The Minnesota Democrat was greeted by hundreds of enthusiastic supporters at a restaurant in Mason City and at a coffee and bicycle shop in Eau Claire, Wis., as she kicked off a three-day swing also scheduled to include a stop in New Hampshire. People clapped and cheered as Klobuchar, accompanied by her husband and daughter, wove through the crowds at both sites to deliver her remarks.

Echoing the themes of her announcement speech, Klobuchar emphasized bipartisanship and the need for the nation to come together to address big problems. She promised action on issues ranging broadband access to climate change, saying the next president must “govern not from chaos, but from opportunity.”

“We’re going to look at each other and we’re going to look up at the challenges we face in this country,” she told a crowd that spilled out the doors of SHIFT Cyclery and Coffee Bar in Eau Claire. “And that’s what I’m going to be doing in this campaign.’

The pitch resonated with Cara Syth, an obstetrician-gynecologist who drove 40 minutes from Menomonie, Wis., with her husband and daughter to hear the Minnesota senator.

“I think she has an ability to bring people together,” she said. “We need that.”

Syth described herself as a longtime Klobuchar fan who always wanted to be represented by her neighboring state’s senator. “Now I can,” she said.

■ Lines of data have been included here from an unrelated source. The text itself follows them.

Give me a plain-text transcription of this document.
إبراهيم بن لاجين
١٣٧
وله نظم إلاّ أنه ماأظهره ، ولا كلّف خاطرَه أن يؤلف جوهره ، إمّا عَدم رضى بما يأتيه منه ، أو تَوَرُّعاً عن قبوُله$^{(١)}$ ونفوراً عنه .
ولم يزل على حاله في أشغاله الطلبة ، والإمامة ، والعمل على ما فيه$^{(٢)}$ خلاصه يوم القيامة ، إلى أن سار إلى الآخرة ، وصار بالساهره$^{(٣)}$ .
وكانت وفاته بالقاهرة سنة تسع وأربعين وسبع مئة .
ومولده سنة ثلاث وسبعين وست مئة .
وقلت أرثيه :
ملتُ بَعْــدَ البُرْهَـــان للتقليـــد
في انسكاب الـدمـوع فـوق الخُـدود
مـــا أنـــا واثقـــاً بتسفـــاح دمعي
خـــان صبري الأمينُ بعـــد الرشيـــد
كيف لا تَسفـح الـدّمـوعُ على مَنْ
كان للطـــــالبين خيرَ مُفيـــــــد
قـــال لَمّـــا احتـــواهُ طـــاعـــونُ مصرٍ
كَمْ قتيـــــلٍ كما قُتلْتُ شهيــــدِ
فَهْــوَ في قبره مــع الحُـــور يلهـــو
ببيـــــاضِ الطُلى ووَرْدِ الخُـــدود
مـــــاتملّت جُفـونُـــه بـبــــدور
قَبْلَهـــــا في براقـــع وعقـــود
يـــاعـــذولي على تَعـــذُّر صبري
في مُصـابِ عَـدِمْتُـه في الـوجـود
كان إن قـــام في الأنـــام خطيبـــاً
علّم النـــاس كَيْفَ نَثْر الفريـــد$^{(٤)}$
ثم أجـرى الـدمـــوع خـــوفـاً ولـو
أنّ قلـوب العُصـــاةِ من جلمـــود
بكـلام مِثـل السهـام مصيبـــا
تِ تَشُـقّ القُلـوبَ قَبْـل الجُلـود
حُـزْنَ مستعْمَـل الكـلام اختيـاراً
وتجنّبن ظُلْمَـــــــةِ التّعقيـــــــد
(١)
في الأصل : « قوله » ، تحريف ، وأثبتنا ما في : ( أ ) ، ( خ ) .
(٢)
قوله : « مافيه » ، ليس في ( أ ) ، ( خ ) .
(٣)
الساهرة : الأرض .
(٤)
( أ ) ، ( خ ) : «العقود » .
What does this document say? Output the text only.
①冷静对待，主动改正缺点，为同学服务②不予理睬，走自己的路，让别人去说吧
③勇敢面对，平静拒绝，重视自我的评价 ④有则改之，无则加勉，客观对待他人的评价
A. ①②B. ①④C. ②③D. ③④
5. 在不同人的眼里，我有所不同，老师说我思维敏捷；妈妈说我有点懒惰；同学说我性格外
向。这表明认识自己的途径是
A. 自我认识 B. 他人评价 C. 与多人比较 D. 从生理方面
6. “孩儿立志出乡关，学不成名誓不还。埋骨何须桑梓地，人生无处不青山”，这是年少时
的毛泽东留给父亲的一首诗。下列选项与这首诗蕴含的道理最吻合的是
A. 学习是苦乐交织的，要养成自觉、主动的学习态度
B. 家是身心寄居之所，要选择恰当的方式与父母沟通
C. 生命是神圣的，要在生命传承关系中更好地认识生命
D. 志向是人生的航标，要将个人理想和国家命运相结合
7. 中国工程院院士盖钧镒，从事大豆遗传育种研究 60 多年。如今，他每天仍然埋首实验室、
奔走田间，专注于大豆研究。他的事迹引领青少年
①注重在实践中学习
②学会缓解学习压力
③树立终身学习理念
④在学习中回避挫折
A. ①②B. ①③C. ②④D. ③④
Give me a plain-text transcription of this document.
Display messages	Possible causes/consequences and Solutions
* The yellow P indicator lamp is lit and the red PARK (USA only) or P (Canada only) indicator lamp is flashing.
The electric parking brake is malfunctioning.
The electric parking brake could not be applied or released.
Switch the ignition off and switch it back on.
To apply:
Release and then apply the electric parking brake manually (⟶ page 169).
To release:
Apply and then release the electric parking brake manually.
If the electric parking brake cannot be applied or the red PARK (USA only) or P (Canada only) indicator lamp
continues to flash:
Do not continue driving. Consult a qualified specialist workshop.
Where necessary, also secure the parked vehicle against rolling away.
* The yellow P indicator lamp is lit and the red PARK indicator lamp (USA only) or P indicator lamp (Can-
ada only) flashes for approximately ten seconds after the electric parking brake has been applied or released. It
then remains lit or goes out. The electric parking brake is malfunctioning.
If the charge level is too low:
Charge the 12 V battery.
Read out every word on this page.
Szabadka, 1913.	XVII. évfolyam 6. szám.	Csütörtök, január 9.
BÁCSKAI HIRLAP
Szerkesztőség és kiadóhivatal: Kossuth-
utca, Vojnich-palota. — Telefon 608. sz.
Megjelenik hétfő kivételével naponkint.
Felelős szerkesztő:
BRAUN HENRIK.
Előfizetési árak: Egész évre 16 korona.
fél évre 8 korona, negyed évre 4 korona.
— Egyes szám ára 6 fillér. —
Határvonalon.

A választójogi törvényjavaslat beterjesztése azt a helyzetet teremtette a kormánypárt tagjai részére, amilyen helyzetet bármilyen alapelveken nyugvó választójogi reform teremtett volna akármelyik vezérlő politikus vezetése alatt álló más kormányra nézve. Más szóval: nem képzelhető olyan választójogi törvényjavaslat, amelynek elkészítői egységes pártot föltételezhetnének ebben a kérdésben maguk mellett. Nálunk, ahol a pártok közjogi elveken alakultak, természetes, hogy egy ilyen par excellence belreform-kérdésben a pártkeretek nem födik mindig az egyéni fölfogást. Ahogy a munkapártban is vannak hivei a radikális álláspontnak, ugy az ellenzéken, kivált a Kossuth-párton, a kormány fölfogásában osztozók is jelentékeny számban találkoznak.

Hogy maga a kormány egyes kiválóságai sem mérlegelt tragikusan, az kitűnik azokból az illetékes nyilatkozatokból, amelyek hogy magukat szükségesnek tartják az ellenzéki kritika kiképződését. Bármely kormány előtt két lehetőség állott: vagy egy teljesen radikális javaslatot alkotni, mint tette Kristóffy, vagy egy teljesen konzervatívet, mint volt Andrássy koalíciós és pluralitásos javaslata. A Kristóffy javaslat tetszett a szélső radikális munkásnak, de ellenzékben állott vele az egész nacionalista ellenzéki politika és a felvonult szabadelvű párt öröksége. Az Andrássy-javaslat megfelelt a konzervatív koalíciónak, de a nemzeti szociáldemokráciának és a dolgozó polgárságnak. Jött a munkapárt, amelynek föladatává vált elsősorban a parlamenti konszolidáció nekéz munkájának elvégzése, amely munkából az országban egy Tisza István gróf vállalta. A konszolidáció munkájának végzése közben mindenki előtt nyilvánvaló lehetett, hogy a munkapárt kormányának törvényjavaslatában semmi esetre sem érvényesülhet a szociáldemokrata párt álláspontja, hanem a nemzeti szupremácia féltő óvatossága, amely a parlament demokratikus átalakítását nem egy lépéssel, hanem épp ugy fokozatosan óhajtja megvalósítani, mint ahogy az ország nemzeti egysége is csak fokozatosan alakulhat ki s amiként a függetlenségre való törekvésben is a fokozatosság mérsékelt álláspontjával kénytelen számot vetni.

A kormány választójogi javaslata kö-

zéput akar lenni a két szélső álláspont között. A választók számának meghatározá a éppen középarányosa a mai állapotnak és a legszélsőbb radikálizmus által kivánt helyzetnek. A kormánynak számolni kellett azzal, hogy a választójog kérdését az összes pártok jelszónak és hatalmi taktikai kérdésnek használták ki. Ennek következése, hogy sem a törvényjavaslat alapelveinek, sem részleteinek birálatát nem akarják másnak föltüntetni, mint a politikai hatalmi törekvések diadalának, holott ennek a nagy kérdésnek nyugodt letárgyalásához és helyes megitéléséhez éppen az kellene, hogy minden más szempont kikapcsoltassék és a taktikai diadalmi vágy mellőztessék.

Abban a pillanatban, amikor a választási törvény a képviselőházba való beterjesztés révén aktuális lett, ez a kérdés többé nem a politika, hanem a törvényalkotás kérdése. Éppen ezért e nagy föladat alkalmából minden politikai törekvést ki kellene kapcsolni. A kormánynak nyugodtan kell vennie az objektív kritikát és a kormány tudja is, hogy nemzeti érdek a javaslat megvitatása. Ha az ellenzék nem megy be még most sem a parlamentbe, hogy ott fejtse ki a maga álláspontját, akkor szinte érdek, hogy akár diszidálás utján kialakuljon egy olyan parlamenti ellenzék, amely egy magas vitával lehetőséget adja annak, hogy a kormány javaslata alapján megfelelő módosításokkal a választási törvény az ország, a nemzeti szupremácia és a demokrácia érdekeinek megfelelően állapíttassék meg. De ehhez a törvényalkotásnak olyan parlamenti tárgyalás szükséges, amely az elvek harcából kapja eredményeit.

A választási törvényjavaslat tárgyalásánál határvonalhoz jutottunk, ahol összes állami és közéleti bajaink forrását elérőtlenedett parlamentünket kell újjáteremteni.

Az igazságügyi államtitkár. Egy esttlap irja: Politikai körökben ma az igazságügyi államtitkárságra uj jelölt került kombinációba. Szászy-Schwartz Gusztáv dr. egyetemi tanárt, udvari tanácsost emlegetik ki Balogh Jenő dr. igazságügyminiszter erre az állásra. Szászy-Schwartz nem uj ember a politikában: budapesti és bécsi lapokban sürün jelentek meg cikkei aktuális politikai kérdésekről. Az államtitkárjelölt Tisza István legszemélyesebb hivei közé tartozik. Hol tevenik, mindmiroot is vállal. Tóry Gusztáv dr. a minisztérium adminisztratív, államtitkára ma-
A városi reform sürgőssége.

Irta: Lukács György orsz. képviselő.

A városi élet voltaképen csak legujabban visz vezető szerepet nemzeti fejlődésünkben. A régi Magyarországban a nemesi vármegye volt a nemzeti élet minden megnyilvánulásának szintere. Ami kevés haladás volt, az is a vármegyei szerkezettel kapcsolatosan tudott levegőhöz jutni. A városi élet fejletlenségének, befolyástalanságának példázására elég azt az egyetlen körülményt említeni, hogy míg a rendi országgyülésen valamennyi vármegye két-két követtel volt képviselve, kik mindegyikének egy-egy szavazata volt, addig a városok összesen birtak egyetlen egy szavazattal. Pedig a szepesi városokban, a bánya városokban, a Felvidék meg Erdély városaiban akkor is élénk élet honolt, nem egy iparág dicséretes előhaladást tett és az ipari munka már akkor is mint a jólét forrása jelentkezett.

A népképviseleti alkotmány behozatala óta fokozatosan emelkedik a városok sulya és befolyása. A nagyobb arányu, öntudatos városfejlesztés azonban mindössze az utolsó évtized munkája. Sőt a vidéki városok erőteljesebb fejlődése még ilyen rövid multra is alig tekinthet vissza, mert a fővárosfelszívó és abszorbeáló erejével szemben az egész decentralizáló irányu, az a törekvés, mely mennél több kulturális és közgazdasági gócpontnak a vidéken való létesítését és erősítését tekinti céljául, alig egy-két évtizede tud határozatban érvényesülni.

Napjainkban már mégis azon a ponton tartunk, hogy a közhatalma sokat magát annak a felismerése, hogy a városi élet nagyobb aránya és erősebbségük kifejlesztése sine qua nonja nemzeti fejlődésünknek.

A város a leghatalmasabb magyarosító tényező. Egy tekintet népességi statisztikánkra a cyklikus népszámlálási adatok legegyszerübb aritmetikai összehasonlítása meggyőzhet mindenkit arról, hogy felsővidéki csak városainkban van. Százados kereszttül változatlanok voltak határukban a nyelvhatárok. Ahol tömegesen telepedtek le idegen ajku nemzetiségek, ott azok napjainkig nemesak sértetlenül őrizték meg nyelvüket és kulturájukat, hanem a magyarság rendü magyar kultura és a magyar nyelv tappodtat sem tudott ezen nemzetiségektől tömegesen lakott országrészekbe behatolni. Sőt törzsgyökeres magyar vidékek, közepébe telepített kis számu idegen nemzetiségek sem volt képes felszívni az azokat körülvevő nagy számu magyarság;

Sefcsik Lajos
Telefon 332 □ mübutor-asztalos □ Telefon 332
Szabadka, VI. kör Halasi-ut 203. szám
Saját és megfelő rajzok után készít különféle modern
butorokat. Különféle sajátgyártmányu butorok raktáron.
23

Amid another friendly crowd of 250 to 300 in Mason City late Saturday afternoon, Local Democratic leaders presented Klobuchar with a T-shirt and an invitation to their annual Wing Ding fundraiser.

Roots in the heartland

During both stops, Klobuchar cited her Midwestern roots. In Iowa, she joked about Minnesotans being able to see Iowa from their porches and commended the work of local Democrats during the last campaign.

Earlier in the day, she emphasized family ties to Wisconsin, where her mother and grandparents lived. The choice of Eau Claire as the site of her first stop was also a nod to her belief that Democrats must focus more on the Midwest and rural areas in order to win back the White House in 2020.

“What I’ve decided to do in our state and what I’ll do in our campaign is go to places that maybe we didn’t focus on in the last two years, and that includes our rural areas,” she said.

Klobuchar praised Democrats’ midterm wins in Wisconsin as signs the party can succeed at the top of the ticket, even after Hillary Clinton’s 2016 loss.

She faces a crowded and star-powered field of rivals for the Democratic nomination. While supporters filled both events, the stops were also an early chance for Klobuchar to introduce herself to key undecided voters, especially ahead of Iowa’s high-stakes caucuses early next year.

Pam Rhodes, a retiree from Eau Claire, said she appreciated the early attention from Klobuchar’s campaign after what she saw as a “mistake” by Clinton in not doing enough in the state. While Rhodes hasn’t decided which candidate to back in 2020, she was looking forward to learning more about Klobuchar, whom she called “reasonable” and “even-minded.”

Mason City resident Paul Doeden said he came out to hear what she had to say about lowering the cost of health care and President Donald Trump’s proposal to build a wall along the U.S.-Mexico border, which he opposes. “I want to see what we have in common,” he said.

Wisconsinite Marley Arel was also undecided heading into the event. The 17-year-old student from Eau Claire said he wanted to learn more about Klobuchar as he prepares to vote for the first time.

“It’s pretty exciting to make a difference and not be on the sidelines,” he said.